The Black That Only One Artist Can Legally Paint With
In 2016 Anish Kapoor bought exclusive artistic rights to Vantablack, the blackest paint ever made. The art world picked sides.
Vantablack was developed by Surrey NanoSystems in 2014 for aerospace optics. A forest of vertical carbon nanotubes — each roughly 14 to 50 microns tall, trapping more than 99.96 percent of incoming visible light — makes a surface that reads to the eye as a hole. Look at a Vantablack-coated object and its contours disappear; the visual system reports a shape with no features.

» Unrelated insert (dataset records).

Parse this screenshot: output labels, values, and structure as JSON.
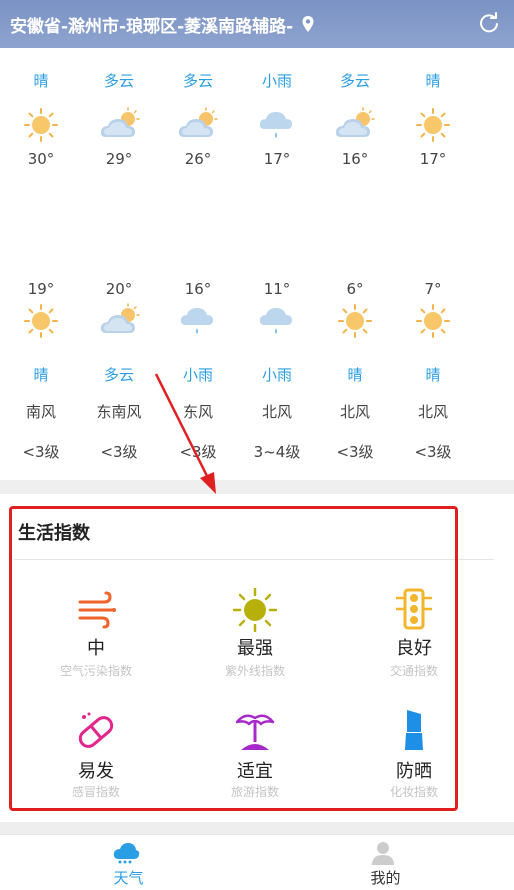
{
  "header": {
    "location": "安徽省-滁州市-琅琊区-菱溪南路辅路-",
    "pin_icon": "location-pin-icon",
    "refresh_icon": "refresh-icon"
  },
  "forecast": {
    "days": [
      {
        "day_weather": "晴",
        "day_icon": "sunny-icon",
        "high": "30°",
        "low": "19°",
        "night_icon": "sunny-icon",
        "night_weather": "晴",
        "wind_dir": "南风",
        "wind_level": "<3级"
      },
      {
        "day_weather": "多云",
        "day_icon": "cloudy-icon",
        "high": "29°",
        "low": "20°",
        "night_icon": "cloudy-icon",
        "night_weather": "多云",
        "wind_dir": "东南风",
        "wind_level": "<3级"
      },
      {
        "day_weather": "多云",
        "day_icon": "cloudy-icon",
        "high": "26°",
        "low": "16°",
        "night_icon": "rain-icon",
        "night_weather": "小雨",
        "wind_dir": "东风",
        "wind_level": "<3级"
      },
      {
        "day_weather": "小雨",
        "day_icon": "rain-icon",
        "high": "17°",
        "low": "11°",
        "night_icon": "rain-icon",
        "night_weather": "小雨",
        "wind_dir": "北风",
        "wind_level": "3~4级"
      },
      {
        "day_weather": "多云",
        "day_icon": "cloudy-icon",
        "high": "16°",
        "low": "6°",
        "night_icon": "sunny-icon",
        "night_weather": "晴",
        "wind_dir": "北风",
        "wind_level": "<3级"
      },
      {
        "day_weather": "晴",
        "day_icon": "sunny-icon",
        "high": "17°",
        "low": "7°",
        "night_icon": "sunny-icon",
        "night_weather": "晴",
        "wind_dir": "北风",
        "wind_level": "<3级"
      }
    ]
  },
  "life_index": {
    "title": "生活指数",
    "items": [
      {
        "value": "中",
        "name": "空气污染指数",
        "icon": "wind-icon"
      },
      {
        "value": "最强",
        "name": "紫外线指数",
        "icon": "sun-uv-icon"
      },
      {
        "value": "良好",
        "name": "交通指数",
        "icon": "traffic-light-icon"
      },
      {
        "value": "易发",
        "name": "感冒指数",
        "icon": "pill-icon"
      },
      {
        "value": "适宜",
        "name": "旅游指数",
        "icon": "palm-tree-icon"
      },
      {
        "value": "防晒",
        "name": "化妆指数",
        "icon": "cosmetic-icon"
      }
    ]
  },
  "nav": {
    "weather_label": "天气",
    "mine_label": "我的",
    "active_color": "#2a9ee4",
    "inactive_color": "#333333"
  },
  "colors": {
    "header_bg": "#8197c8",
    "weather_text": "#2a9ee4",
    "highlight_border": "#e02020",
    "annotation_arrow": "#e02020"
  }
}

In early 2016 the sculptor Anish Kapoor signed an exclusivity deal with Surrey NanoSystems for the sole artistic use of the coating. No other artist could buy or work with it. The announcement triggered one of the stranger public fights in recent art history. Stuart Semple, a British painter, retaliated with 'Pinkest Pink', a fluorescent pigment sold with a checkbox on the order form affirming the buyer was not Anish Kapoor and would not share it with him. Kapoor posted a photograph of his middle finger dipped in the pigment, captioned 'Up yours #pink.'
The deeper complaint was about principle. A pigment claimed by one artist is not exactly new — Yves Klein patented International Klein Blue in 1960 — but Kapoor's deal was an exclusivity of access to the material itself, not just a trademark on a recipe. Painters circulated open letters. Trade publications debated whether an industrial coating was now, in effect, copyrighted.
Surrey NanoSystems has since released Vantablack S-VIS, a sprayable version, under different licensing. In 2019 Brian Wardle's lab at MIT grew a blacker material — a carbon-nanotube forest on chlorine-etched aluminum foil, absorbing 99.995 percent of visible light. Kapoor was never offered rights. His original Vantablack arrangement still stands.